Hayat bir yolculuk. Geldik, gidiyoruz. Celâl Güzelses’in okuduğu Yaş Destanı var. Diyarbakır yöresinden. Altı dakika sürüyor. Bizim Yunus’un dediği gibi: “Hele bana şöyle gelir / Şol göz yumup açmış gibi.”
Günler bir bilmecedir. Kimi zor, kimi kolay. İnsan da öyledir. Kendimizi tam manâsıyla biliyor muyuz ki, başkalarını bilelim? Hep diyorum: Gün, başının çaresine bakar. Biz kendimizi kurtarmaya çalışalım.
Hayatın uzun namlulu silahları vardır. Kurşun nereden geliyor, çoğu zaman anlayamazsınız. Anladığınızda ise yapacak pek bir şeyiniz kalmamıştır. Bitti.

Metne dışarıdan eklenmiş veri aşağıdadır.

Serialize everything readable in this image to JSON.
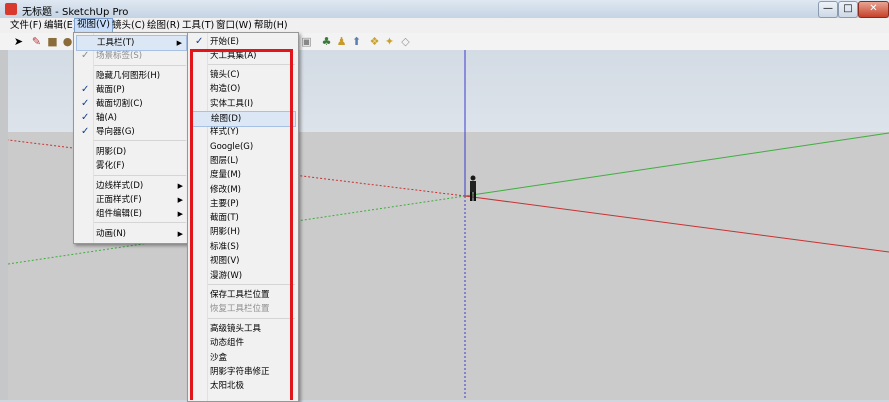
{
  "window": {
    "title": "无标题 - SketchUp Pro",
    "controls": {
      "minimize": "—",
      "maximize": "□",
      "close": "✕"
    }
  },
  "menubar": [
    {
      "label": "文件(F)"
    },
    {
      "label": "编辑(E)"
    },
    {
      "label": "视图(V)"
    },
    {
      "label": "镜头(C)"
    },
    {
      "label": "绘图(R)"
    },
    {
      "label": "工具(T)"
    },
    {
      "label": "窗口(W)"
    },
    {
      "label": "帮助(H)"
    }
  ],
  "view_menu": {
    "items": [
      {
        "label": "工具栏(T)",
        "submenu": true,
        "highlighted": true
      },
      {
        "label": "场景标签(S)",
        "checked": true,
        "disabled": true
      },
      {
        "label": "隐藏几何图形(H)"
      },
      {
        "label": "截面(P)",
        "checked": true
      },
      {
        "label": "截面切割(C)",
        "checked": true
      },
      {
        "label": "轴(A)",
        "checked": true
      },
      {
        "label": "导向器(G)",
        "checked": true
      },
      {
        "label": "阴影(D)"
      },
      {
        "label": "雾化(F)"
      },
      {
        "label": "边线样式(D)",
        "submenu": true
      },
      {
        "label": "正面样式(F)",
        "submenu": true
      },
      {
        "label": "组件编辑(E)",
        "submenu": true
      },
      {
        "label": "动画(N)",
        "submenu": true
      }
    ]
  },
  "toolbar_submenu": {
    "items": [
      {
        "label": "开始(E)",
        "checked": true
      },
      {
        "label": "大工具集(A)"
      },
      {
        "label": "镜头(C)"
      },
      {
        "label": "构造(O)"
      },
      {
        "label": "实体工具(I)"
      },
      {
        "label": "绘图(D)",
        "highlighted": true
      },
      {
        "label": "样式(Y)"
      },
      {
        "label": "Google(G)"
      },
      {
        "label": "图层(L)"
      },
      {
        "label": "度量(M)"
      },
      {
        "label": "修改(M)"
      },
      {
        "label": "主要(P)"
      },
      {
        "label": "截面(T)"
      },
      {
        "label": "阴影(H)"
      },
      {
        "label": "标准(S)"
      },
      {
        "label": "视图(V)"
      },
      {
        "label": "漫游(W)"
      },
      {
        "label": "保存工具栏位置"
      },
      {
        "label": "恢复工具栏位置",
        "disabled": true
      },
      {
        "label": "高级镜头工具"
      },
      {
        "label": "动态组件"
      },
      {
        "label": "沙盒"
      },
      {
        "label": "阴影字符串修正"
      },
      {
        "label": "太阳北极"
      }
    ]
  },
  "icons": {
    "check": "✓",
    "arrow": "▶"
  },
  "colors": {
    "highlight_box": "#e2151b",
    "axis_green": "#3fae3f",
    "axis_red": "#c83232",
    "axis_blue": "#3b3bd0"
  }
}
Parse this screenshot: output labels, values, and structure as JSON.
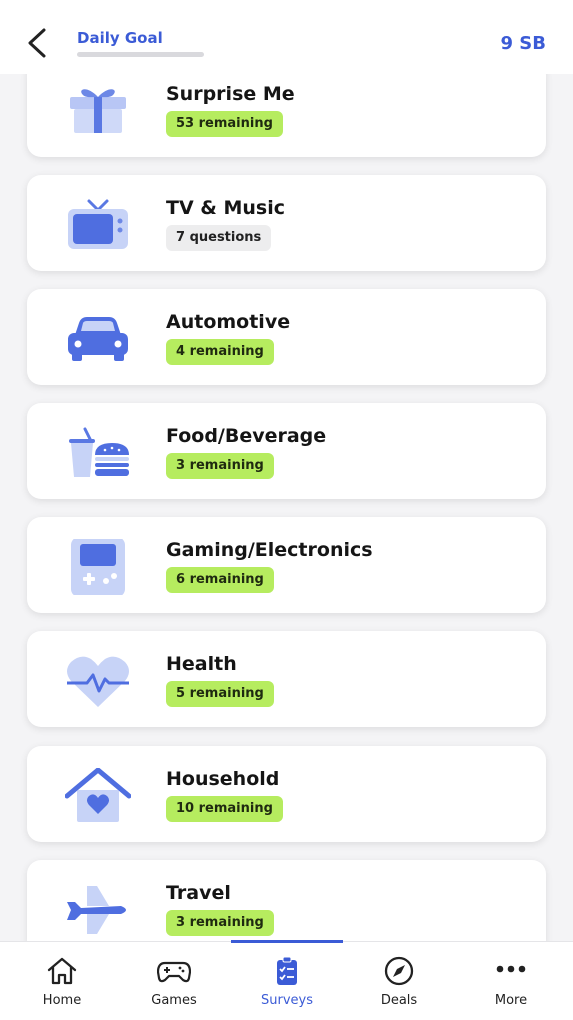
{
  "header": {
    "goal_label": "Daily Goal",
    "goal_progress": 0,
    "balance": "9 SB"
  },
  "categories": [
    {
      "title": "Surprise Me",
      "badge": "53 remaining",
      "icon": "gift-icon"
    },
    {
      "title": "TV & Music",
      "badge": "7 questions",
      "icon": "tv-icon"
    },
    {
      "title": "Automotive",
      "badge": "4 remaining",
      "icon": "car-icon"
    },
    {
      "title": "Food/Beverage",
      "badge": "3 remaining",
      "icon": "food-icon"
    },
    {
      "title": "Gaming/Electronics",
      "badge": "6 remaining",
      "icon": "gameboy-icon"
    },
    {
      "title": "Health",
      "badge": "5 remaining",
      "icon": "heart-pulse-icon"
    },
    {
      "title": "Household",
      "badge": "10 remaining",
      "icon": "house-heart-icon"
    },
    {
      "title": "Travel",
      "badge": "3 remaining",
      "icon": "airplane-icon"
    }
  ],
  "nav": [
    {
      "label": "Home",
      "icon": "home-icon"
    },
    {
      "label": "Games",
      "icon": "gamepad-icon"
    },
    {
      "label": "Surveys",
      "icon": "clipboard-check-icon",
      "active": true
    },
    {
      "label": "Deals",
      "icon": "compass-icon"
    },
    {
      "label": "More",
      "icon": "more-dots-icon"
    }
  ],
  "colors": {
    "accent": "#3b5bd6",
    "badge_green": "#b6ec5f",
    "badge_grey": "#ededee",
    "icon_blue": "#4f6ee0",
    "icon_light": "#c9d4f7"
  }
}
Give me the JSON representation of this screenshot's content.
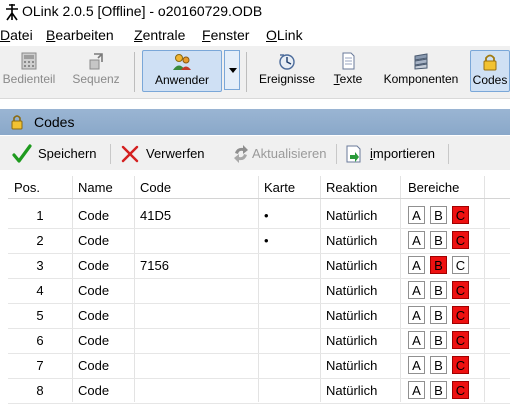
{
  "window": {
    "title": "OLink 2.0.5 [Offline] - o20160729.ODB"
  },
  "menu": [
    {
      "label": "Datei",
      "key": "D",
      "rest": "atei"
    },
    {
      "label": "Bearbeiten",
      "key": "B",
      "rest": "earbeiten"
    },
    {
      "label": "Zentrale",
      "key": "Z",
      "rest": "entrale"
    },
    {
      "label": "Fenster",
      "key": "F",
      "rest": "enster"
    },
    {
      "label": "OLink",
      "key": "O",
      "rest": "Link"
    }
  ],
  "toolbar": {
    "bedienteil": "Bedienteil",
    "sequenz": "Sequenz",
    "anwender": "Anwender",
    "ereignisse": "Ereignisse",
    "texte_key": "T",
    "texte_rest": "exte",
    "komponenten": "Komponenten",
    "codes": "Codes"
  },
  "panel": {
    "title": "Codes"
  },
  "subtoolbar": {
    "speichern": "Speichern",
    "verwerfen": "Verwerfen",
    "aktualisieren": "Aktualisieren",
    "importieren_key": "i",
    "importieren_rest": "mportieren"
  },
  "table": {
    "columns": [
      "Pos.",
      "Name",
      "Code",
      "Karte",
      "Reaktion",
      "Bereiche"
    ],
    "rows": [
      {
        "pos": "1",
        "name": "Code",
        "code": "41D5",
        "karte": "•",
        "reaktion": "Natürlich",
        "bereiche": {
          "A": false,
          "B": false,
          "C": true
        }
      },
      {
        "pos": "2",
        "name": "Code",
        "code": "",
        "karte": "•",
        "reaktion": "Natürlich",
        "bereiche": {
          "A": false,
          "B": false,
          "C": true
        }
      },
      {
        "pos": "3",
        "name": "Code",
        "code": "7156",
        "karte": "",
        "reaktion": "Natürlich",
        "bereiche": {
          "A": false,
          "B": true,
          "C": false
        }
      },
      {
        "pos": "4",
        "name": "Code",
        "code": "",
        "karte": "",
        "reaktion": "Natürlich",
        "bereiche": {
          "A": false,
          "B": false,
          "C": true
        }
      },
      {
        "pos": "5",
        "name": "Code",
        "code": "",
        "karte": "",
        "reaktion": "Natürlich",
        "bereiche": {
          "A": false,
          "B": false,
          "C": true
        }
      },
      {
        "pos": "6",
        "name": "Code",
        "code": "",
        "karte": "",
        "reaktion": "Natürlich",
        "bereiche": {
          "A": false,
          "B": false,
          "C": true
        }
      },
      {
        "pos": "7",
        "name": "Code",
        "code": "",
        "karte": "",
        "reaktion": "Natürlich",
        "bereiche": {
          "A": false,
          "B": false,
          "C": true
        }
      },
      {
        "pos": "8",
        "name": "Code",
        "code": "",
        "karte": "",
        "reaktion": "Natürlich",
        "bereiche": {
          "A": false,
          "B": false,
          "C": true
        }
      }
    ],
    "area_labels": [
      "A",
      "B",
      "C"
    ]
  },
  "colors": {
    "area_active": "#ee1111",
    "panel_header": "#9ab5d3",
    "accept": "#1e9a1e",
    "reject": "#d42020"
  }
}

Belki bir teselli: Her bitiş yeni bir başlangıcı da beraberinde getirir. Oradan gitmek, buraya gelmek. Bir yerden ayrılmak, başka bir yere başlamak. Özetle: Kafesteki kuşların gittiği yerler!
Bir teselli daha: Bu dünyadan bize kalacak olan, gözümüzün gördükleri değil, gönlümüzün duyduklarıdır.
İşte bu yüzden, ‘dille düğümlenen dişle çözülemez’ demişler.